A number of Chinese airlines have seen a drop in their stock price amid public concerns over the outbreak of a new virus in China's central city of Wuhan, which has led to four deaths.
Shares in China’s three largest state-own airlines — Air China, China Eastern Airlines and China Southern Airlines — fell 4.13%, 3.06% and 2.56% respectively on Monday, and stocks continued to tumble Tuesday morning. Some private airlines including Spring Airlines and China Express Airlines also reported drops on Monday.
The drop came amid the China's annual Lunar New Year rush, the largest annual human migration in the world when millions of people travel, often to their place of birth, to celebrate the festival. That's usually a boon for airlines.

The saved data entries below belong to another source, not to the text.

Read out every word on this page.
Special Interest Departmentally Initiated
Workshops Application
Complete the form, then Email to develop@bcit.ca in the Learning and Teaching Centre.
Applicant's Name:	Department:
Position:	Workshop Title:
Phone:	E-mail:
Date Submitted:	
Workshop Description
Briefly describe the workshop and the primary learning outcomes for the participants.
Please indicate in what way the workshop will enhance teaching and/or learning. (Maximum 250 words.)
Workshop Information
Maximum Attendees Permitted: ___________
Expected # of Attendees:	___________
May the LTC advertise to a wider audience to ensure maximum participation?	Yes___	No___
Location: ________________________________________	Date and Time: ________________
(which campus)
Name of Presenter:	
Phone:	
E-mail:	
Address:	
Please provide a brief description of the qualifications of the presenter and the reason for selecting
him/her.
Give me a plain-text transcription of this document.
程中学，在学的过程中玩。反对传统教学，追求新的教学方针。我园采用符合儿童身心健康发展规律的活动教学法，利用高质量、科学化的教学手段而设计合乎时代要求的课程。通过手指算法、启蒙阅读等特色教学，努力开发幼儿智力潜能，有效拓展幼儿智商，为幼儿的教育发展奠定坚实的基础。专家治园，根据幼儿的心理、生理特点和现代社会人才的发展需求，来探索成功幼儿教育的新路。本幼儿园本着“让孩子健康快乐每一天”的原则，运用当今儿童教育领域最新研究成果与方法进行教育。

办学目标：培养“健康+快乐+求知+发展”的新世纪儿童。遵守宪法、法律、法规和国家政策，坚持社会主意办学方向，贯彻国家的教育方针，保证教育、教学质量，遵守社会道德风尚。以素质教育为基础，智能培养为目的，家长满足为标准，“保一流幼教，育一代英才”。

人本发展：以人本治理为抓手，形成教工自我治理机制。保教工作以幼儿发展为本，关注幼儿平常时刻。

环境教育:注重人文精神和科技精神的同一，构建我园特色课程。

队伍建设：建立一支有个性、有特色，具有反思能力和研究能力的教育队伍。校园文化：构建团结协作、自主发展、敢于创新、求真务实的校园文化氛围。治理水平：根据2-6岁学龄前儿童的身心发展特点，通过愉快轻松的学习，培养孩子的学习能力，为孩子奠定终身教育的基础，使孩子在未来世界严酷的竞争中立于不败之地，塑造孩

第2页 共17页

But a transport analyst who asked not to be named told Caixin the coronavirus outbreak in Wuhan may throw a spanner in the works. “The market is worried that (the epidemic) will affect flows of tourists and passengers” the analyst said.
China began this year’s travel season on Jan. 10, with the Ministry of Transport forecasting (link in Chinese) people in the country will take as many as 79 million international and domestic flights over the period, which officially ends Feb. 18.
Even before the coronavirus outbreak domestic aviation had been dealing with the consequences of the grounding of the embattled Boeing 737 Max. The grounding has crippled transport capacity which has caused some analysts to speculate that the cost of airline freight may rise.